The immediate task was the imperial constitution. The material available was the constitution of the North German Confederation, on the one hand, and the treaties with the South German states, on the other. The factors which were to help Bismarck draw up the imperial constitution were, on the one hand, the dynasties represented in the Federal Council and, on the other, the people represented in the Reichstag. The North German constitution and treaties limited the claims of the dynasties. The people, on the other hand, were entitled to a considerable increase in their share of political power. They had won independence from foreign interference and unification — as far as there could be any talk of unification — on the battlefield; they were also above all called upon to decide what use this independence was to be put to, how this unification would be implemented in detail and how it would be used. And even if the people recognised the legal grounds underlying the North German constitution and treaties, that in no way prevented them from being granted a greater share of power in the new constitution than they had in the old one. The Reichstag was the only body which in reality represented the new “unity”. The greater the voice of the Reichstag and the freer the imperial constitution as compared with the constitutions of the individual provinces, the more the new Empire would have to fuse into one, the more the Bavarian, Saxon and Prussian would have to dissolve into the German.

To anyone who could see further than his nose this should have been obvious. But Bismarck held quite a different opinion. On the contrary, he used the patriotic frenzy unleashed after the war precisely to persuade the majority in the Reichstag to renounce not only an extension but even a clear definition of the rights of the people and to confine itself to a simple reproduction in the imperial constitution of the legal basis underlying the North German constitution and the treaties.
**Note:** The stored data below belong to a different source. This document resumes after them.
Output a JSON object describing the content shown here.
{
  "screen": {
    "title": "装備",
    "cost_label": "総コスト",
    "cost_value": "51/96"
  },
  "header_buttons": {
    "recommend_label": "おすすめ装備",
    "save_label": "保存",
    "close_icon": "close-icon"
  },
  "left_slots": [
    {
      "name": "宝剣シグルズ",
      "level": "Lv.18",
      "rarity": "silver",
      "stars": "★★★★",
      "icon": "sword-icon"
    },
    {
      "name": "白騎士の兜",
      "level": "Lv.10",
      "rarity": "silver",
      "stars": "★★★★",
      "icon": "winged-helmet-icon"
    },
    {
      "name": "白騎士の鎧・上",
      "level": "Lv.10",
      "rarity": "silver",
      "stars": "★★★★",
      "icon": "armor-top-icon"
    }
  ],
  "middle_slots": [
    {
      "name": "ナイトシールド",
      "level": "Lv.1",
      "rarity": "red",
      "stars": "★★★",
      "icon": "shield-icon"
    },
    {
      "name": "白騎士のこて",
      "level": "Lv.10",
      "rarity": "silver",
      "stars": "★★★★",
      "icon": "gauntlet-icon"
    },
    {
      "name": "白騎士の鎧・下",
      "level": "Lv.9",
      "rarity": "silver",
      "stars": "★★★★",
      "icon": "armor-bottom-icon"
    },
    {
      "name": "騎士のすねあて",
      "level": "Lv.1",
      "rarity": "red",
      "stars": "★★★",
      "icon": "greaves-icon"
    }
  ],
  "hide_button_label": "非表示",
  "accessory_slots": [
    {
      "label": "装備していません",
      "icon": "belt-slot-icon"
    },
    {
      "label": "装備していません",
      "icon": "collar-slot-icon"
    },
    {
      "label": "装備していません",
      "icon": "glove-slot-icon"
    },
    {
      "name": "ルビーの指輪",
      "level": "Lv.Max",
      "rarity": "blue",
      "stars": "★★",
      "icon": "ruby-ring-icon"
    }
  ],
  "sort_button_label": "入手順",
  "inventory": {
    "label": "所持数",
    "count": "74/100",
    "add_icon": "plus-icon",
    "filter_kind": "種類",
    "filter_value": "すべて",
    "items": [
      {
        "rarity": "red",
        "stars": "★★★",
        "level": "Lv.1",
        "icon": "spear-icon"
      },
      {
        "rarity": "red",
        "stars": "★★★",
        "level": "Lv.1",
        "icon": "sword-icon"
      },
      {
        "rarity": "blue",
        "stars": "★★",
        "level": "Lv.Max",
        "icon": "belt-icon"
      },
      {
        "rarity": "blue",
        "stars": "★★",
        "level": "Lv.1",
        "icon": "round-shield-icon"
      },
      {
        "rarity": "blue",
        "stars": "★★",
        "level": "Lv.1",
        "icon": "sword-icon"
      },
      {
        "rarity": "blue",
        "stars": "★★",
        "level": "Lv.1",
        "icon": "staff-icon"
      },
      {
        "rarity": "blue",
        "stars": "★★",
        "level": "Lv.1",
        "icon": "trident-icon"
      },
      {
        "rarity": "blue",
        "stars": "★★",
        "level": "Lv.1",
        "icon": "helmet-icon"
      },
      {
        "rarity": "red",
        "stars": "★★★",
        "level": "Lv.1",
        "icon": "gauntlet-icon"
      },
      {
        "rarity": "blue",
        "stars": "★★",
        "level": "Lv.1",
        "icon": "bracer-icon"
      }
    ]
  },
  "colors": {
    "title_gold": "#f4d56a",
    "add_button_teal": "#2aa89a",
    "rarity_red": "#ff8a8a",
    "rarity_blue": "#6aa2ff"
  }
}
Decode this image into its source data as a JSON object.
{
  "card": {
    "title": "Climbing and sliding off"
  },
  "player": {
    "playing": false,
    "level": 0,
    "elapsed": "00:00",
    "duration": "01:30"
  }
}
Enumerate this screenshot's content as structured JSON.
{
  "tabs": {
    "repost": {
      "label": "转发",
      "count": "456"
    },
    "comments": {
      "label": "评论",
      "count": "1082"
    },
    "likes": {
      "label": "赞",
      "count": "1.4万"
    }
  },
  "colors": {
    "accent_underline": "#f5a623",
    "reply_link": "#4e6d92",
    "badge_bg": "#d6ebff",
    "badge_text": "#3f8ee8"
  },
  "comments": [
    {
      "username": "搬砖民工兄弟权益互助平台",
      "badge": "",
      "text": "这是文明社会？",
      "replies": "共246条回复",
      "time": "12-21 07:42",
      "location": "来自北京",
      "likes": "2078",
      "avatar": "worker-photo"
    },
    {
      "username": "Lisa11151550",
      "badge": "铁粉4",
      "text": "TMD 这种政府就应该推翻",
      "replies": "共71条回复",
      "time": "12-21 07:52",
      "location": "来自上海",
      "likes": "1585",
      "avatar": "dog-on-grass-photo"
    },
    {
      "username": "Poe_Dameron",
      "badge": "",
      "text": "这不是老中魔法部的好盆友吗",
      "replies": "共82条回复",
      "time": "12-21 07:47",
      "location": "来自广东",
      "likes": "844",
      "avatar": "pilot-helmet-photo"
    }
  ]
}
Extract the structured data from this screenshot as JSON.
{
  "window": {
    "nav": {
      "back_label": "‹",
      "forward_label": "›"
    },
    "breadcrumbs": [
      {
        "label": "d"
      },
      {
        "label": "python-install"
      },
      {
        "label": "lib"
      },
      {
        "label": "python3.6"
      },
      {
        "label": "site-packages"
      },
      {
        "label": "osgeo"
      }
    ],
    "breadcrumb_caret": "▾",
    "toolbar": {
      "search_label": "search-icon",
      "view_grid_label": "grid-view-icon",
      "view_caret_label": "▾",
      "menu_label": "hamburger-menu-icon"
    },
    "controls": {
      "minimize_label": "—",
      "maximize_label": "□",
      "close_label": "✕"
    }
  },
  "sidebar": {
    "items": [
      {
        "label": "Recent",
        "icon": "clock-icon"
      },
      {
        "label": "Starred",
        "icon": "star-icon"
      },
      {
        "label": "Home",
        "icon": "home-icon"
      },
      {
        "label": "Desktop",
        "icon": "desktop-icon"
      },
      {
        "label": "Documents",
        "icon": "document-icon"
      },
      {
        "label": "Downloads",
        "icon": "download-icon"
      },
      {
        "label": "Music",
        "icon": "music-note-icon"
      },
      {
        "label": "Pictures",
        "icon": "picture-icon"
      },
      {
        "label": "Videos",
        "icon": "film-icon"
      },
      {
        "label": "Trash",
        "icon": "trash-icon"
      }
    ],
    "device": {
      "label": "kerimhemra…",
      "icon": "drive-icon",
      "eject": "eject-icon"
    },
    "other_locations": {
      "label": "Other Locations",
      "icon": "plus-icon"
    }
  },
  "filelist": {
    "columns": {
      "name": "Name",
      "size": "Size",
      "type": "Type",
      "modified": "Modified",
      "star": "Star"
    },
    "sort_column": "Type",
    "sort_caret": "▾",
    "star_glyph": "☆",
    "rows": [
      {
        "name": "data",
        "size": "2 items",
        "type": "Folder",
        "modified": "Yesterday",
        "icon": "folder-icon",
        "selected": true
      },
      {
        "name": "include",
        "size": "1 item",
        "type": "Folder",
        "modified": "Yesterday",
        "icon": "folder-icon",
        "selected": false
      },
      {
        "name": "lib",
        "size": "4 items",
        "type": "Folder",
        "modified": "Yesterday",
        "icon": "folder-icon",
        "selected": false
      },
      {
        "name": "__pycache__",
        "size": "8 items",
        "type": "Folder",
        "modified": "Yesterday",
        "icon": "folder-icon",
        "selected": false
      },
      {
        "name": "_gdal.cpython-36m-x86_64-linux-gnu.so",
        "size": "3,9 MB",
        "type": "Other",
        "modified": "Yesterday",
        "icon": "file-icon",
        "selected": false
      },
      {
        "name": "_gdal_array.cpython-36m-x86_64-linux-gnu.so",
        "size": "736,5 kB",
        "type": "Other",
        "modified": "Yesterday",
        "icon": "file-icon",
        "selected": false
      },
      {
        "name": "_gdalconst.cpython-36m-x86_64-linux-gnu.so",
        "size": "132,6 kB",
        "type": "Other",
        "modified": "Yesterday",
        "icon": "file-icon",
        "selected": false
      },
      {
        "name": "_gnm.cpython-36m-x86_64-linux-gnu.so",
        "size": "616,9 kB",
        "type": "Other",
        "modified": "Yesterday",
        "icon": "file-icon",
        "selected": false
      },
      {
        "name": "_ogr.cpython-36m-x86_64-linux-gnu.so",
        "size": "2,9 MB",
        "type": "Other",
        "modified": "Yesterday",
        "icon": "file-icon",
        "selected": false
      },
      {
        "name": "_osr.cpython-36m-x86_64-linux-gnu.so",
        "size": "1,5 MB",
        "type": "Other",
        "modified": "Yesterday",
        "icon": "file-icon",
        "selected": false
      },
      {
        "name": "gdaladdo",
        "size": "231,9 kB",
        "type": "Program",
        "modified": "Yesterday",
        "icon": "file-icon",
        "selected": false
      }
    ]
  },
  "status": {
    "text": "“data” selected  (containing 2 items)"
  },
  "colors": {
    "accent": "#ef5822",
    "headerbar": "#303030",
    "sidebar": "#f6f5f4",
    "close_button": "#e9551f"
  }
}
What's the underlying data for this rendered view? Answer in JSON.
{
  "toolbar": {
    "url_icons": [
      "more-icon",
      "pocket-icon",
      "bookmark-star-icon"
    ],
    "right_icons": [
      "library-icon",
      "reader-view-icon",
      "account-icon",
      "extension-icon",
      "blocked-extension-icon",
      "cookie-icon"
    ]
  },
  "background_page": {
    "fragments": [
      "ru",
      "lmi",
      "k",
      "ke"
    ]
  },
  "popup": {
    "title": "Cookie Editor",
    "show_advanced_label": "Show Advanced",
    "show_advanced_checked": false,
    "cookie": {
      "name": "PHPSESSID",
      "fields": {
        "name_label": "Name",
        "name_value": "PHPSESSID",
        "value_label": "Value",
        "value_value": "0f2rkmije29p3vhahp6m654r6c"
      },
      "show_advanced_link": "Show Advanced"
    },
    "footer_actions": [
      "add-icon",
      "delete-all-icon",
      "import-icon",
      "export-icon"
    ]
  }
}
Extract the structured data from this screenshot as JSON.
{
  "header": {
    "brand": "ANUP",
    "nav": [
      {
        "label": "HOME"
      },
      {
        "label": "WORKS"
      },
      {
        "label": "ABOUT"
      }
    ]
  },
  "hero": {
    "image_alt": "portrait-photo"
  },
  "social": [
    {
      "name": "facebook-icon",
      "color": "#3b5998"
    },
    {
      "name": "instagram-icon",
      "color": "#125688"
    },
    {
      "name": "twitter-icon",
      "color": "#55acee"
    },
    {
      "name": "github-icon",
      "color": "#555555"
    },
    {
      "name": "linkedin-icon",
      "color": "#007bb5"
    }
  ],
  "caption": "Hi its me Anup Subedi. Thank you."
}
All attempts of the small parties to give expression in it to the freedoms of the people were dismissed, including even the proposal of the Catholic Centre to incorporate in it the articles of the Prussian constitution guaranteeing the freedom of the press, of assembly and association and the independence of the Church. The Prussian constitution, twice and thrice pruned as it was, was still more liberal than the imperial constitution. Taxes were voted not yearly, but once and for all, “by law”, so that any refusal of taxes by the Reichstag was out of the question. Thus there was applied to Germany the Prussian doctrine, inconceivable to the non-German constitutional world, according to which the elected assembly had only the right on paper to refuse expenditure, while the government pocketed the revenue in hard cash. While the Reichstag was thus robbed of the most effective means of power and reduced to the humble position of the Prussian chamber smashed up by the revisions of 1849 and 1850, by Manteuffelism, by conflict and by Sadowa the Federal Council, in effect, enjoyed full power, which the old Federal Diet possessed nominally, and enjoyed it in reality, for it had been freed of the fetters that paralysed the Federal Diet. The Federal Council had a decisive voice not only in legislation, alongside the Reichstag; it was also the supreme administrative body, inasmuch as it issued instructions on the implementation of imperial laws, and in addition decides “on shortcomings, which emerge during the implementation of imperial laws...” i.e., on shortcomings, which in other civilised countries can be remedied only by a new law (Article 7, Para. 3, which greatly resembles a legal trap).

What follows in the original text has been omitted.